I pass there sober one day, and walk round the corner. It’s open again. There’s a purr in the engines, a jokey swing to the voices. I feel bad for coming near. I’m not one of them, I’m one of us. I leave them be. We all need our free time.

A few days later, by chance, I walk past an old dark green shelter in Russell Square. I hear laughter inside. Cabbies come here for a break – for a warm drink, a joke, and maybe something to eat. There are other shelters dotted across town, tiny little things, like marooned beach huts. A cabbie wanders outside, and I smile at him. He raises an Arsenal mug, calls “Afternoon!” and salutes as I go.

“Took me three years,” says John. “Only three or four years ago. Before that I worked for my dad.” We approach Shepherd’s Bush, go round the roundabout with the white and blue water tower. “I couldn’t get decent work. The pay’s not great doing this, but the freedom’s all right.” I say the hours must be good; you can work when you want to. “But I never see my wife. I’m always out in the nights, ’cos the fares are much better. The days, I prefer. Better when you get a long fare.” I’m going to Heathrow from town, and I’m getting expenses, my favourite kind of journey. “It’s easier at night. Less bloody idiots.” A minute later, two schoolgirls run blind across the road, shrieking with laughter. “Apart from them, mind,” he shouts, shoving his hand on the horn. “Watch yourselves, ladies!” And he shrugs. “But what can you say? We’re all young once.”

Once a year, the Public Carriage Office has an Open Day. I go with a friend. “Would you like a balloon?” says a man as we enter, and I nearly shout “YES!” and run round the corridors like a child at a tea party. There’s the corridor of fear, the booking-in and booking-out booths, the big area where the cars are inspected. Today it’s full of stuff for aspiring drivers, and stands for cabbie charities that help underprivileged children. At the front of the yard is a stage with a projector screen, where a Knowledge quiz is underway. It’s in the style of Who Wants To Be A Millionaire? Bill Askwith is asked how we know when the Queen is at Buckingham Palace. One of the answers is “when the lights are on”. Mark Cooper talks about when he picked up Frank Carson. Another cabbie mentions picking up Joan Collins, and the crowd goes “Whooooo!” She was, he says proudly, “a very nice lady.”

We walk outside and sit in the backs of old cabs. I’m told off for leaving a door open. I pick up an application pack and flick through some runs. A single page turns my brain to jelly.

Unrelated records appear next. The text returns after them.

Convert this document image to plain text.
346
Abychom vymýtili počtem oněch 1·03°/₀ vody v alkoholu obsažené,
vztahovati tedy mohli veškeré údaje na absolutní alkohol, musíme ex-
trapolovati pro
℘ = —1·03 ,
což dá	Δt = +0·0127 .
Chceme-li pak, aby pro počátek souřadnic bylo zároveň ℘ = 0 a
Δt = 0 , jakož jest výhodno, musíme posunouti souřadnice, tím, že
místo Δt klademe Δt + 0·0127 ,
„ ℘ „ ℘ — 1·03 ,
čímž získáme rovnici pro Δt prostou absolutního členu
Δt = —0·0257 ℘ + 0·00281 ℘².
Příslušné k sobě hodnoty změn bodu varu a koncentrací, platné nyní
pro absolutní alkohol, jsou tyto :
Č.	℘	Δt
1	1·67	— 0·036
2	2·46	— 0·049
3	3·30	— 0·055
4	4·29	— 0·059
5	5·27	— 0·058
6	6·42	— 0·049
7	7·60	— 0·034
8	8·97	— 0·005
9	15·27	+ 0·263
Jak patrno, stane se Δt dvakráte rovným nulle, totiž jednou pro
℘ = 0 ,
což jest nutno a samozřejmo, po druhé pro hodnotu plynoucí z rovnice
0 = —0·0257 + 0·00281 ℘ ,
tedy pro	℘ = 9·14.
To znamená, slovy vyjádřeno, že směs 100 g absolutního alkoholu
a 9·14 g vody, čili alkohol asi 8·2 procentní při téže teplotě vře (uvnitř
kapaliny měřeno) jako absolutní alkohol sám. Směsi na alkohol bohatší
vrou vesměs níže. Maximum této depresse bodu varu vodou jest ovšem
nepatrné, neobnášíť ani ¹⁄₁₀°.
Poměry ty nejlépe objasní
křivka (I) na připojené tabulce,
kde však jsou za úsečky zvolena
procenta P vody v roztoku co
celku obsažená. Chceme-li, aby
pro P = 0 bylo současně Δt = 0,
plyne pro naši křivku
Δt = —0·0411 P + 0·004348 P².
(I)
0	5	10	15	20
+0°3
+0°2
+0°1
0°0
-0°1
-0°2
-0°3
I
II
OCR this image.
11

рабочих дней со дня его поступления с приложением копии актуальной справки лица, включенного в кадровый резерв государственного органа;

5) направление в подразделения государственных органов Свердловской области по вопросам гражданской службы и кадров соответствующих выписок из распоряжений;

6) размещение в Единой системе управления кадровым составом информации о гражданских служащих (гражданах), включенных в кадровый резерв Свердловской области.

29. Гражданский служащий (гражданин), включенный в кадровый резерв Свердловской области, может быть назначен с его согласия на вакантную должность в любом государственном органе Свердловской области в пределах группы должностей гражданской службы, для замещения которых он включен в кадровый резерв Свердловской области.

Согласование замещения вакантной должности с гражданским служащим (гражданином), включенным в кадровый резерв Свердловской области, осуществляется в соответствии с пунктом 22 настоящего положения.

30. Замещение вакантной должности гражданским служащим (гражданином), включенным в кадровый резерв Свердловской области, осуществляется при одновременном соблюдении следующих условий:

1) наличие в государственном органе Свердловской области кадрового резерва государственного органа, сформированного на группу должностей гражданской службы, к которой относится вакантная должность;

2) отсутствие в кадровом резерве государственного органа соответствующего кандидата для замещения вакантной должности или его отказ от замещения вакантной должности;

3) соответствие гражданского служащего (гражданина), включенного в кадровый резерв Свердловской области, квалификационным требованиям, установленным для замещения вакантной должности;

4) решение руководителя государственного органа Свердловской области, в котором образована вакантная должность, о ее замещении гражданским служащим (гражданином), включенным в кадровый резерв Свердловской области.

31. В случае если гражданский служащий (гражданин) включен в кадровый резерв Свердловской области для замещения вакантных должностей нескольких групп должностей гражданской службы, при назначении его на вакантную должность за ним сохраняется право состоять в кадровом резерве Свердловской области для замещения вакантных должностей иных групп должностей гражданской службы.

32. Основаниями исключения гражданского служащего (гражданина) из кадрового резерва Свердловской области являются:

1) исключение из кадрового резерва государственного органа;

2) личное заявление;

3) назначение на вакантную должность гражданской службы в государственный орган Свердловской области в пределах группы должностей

I say this to the woman manning the stand. “That’s what it’s like!” she laughs, quite politely. I smile and thank her and wander downstairs; I look at some video screens describing other “cabbie characters” (“he had Sting as a fare – a very good tipper”). I go back outside. I look over to where I work. I want to wave to show that I’ve emerged, safe and unharmed, from the place that makes all those big men so terrified.

What’s your favourite thing about London?

“Waterloo Bridge,” says Dave, with a sparkle. “You see everything – Westminster at night, all the City, Canary Wharf at the north side.”

“Albert Bridge,” says Alan. “Lit up like a fairy. And it’s on the way home.”

“It changes by the week,” says John. “It used to be Whitehall, down there. I like Smithfields right now. Not much fare up there, though. You’ve got to keep that in mind.”

Reg turns into Muswell Hill Road, and the rain starts to dance down the windows. “It letting me go home at the end of the night!” He laughs broadly again and pulls over. “And there’s the passengers who chat to you like you’re a proper human being.” He smiles. “Thank you for that, love. You get in that house safe. And you best ring that boyfriend to tell him you’re home.”